Figure 6. MML-induced autophagy is associated with the decrease in p53 levels.

(A) A549 cells were co-treated with or without pifithrin-α (PFT-α, 20 µM) and MML (60 µM) for 24 h. After that, immunoblot analysis was performed with antibodies against p53, LC3, PARP-1/2 and caspase-3, respectively. Bar graphs indicate the ratio of LC3-II/GAPDH and the cleaved caspase-3/GAPDH, respectively. (B) A549 cells were co-treated with or without PFT-α (20 µM) and MML (60 µM) for 24 h and then immunofluorescence staining was performed using LC3 (green) antibody. Nuclei were stained with DAPI (blue). Fluorescent images were obtained using confocal microscope (Bar; 10 µm). (C) Cells were co-treated with or without PFT-α (20 µM) and MML (60 µM) for 24 h and apoptotic cells were stained with FITC-conjugated Annexin V/PI and analyzed by flow cytometry. Bar graph indicates the percentage of apoptotic cells. Percentage of apoptotic cells was evaluated by Annexin V positive and PI negative (AV+/PI-, white) and Annexin V and PI double positive (AV+/PI+, black) apoptotic cells. All data were expressed as mean ± SEM of three independent experiments. *p<0.05 and **p<0.01 compared with control; ^# p<0.05 compared with MML-treated group.
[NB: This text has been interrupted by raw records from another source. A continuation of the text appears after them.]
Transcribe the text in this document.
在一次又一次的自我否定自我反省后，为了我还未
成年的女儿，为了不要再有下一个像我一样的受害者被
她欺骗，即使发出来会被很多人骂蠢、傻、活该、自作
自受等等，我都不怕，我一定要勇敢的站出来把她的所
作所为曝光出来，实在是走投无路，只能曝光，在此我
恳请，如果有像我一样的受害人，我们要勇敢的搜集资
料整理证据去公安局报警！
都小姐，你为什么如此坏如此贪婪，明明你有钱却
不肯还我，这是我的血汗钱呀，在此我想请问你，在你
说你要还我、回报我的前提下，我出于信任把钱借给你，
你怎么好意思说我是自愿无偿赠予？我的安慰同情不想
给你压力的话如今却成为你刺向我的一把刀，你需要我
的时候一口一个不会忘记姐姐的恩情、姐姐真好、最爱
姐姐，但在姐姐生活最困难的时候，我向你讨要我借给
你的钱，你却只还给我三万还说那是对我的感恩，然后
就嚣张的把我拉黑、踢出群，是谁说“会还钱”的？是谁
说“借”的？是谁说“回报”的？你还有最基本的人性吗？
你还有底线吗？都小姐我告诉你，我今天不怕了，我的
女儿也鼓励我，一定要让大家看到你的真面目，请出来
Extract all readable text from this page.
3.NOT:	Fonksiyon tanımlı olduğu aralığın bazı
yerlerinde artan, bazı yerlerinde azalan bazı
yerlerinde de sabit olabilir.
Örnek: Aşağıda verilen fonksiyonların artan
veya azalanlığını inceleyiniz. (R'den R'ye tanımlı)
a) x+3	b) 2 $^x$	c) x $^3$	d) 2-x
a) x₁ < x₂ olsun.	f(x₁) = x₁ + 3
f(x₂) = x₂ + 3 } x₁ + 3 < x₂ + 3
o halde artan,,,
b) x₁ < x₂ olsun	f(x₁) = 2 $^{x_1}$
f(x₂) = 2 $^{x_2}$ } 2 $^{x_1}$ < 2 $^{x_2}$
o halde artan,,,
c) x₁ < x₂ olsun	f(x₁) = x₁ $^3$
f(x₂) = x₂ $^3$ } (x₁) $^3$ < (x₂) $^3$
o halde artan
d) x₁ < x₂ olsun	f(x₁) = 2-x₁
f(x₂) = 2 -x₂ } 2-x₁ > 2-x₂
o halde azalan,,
Figure 7. MML induces autophagy through p53-mediated AMPK/mTOR pathway.

(A) A549 cells were treated with or without MML (60 µM) for 24 h and Western blot analysis was performed with antibodies as indicated above (p53, p-AMPK-α, AMPK-α, p-ACC, ACC, p-mTOR, mTOR, LC3, PARP-1/2, caspase-3). (B) A549 cells were treated with MML (60 µM) for the different time period as indicated above. Immunoblot analysis was performed with antibodies as indicated before. Bar graphs show the densitometry analysis of p53, p-AMPK and mTOR (bottom). Each graph indicates the ratios of p53/GAPDH, p-AMPK/AMPK, p-mTOR/mTOR and LC3 II/GAPDH, respectively. (C) A549 cells were treated with or without compound C (10 µM) for 1 h and treated with MML (60 µM) for 24 h. Immunoblotting analysis was performed with antibodies as indicated above. Cells were treated with same conditions as indicated before and then cell viability was measured by MTT assay. Bar graph represents the percent of cell viability (bottom). (D) Control cells and shp53 knockdown cells were treated with MML (60 µM) for 24 h and then Western blot analysis was performed with antibodies as indicated before. Cell viability was measured by MTT assay under the same conditions as mentioned above. Bar graph indicates the percent of cell viability (bottom). All data were expressed as mean ± SEM of three independent experiments. **p<0.01 compared with control; ^# p<0.05 compared with MML-treated group.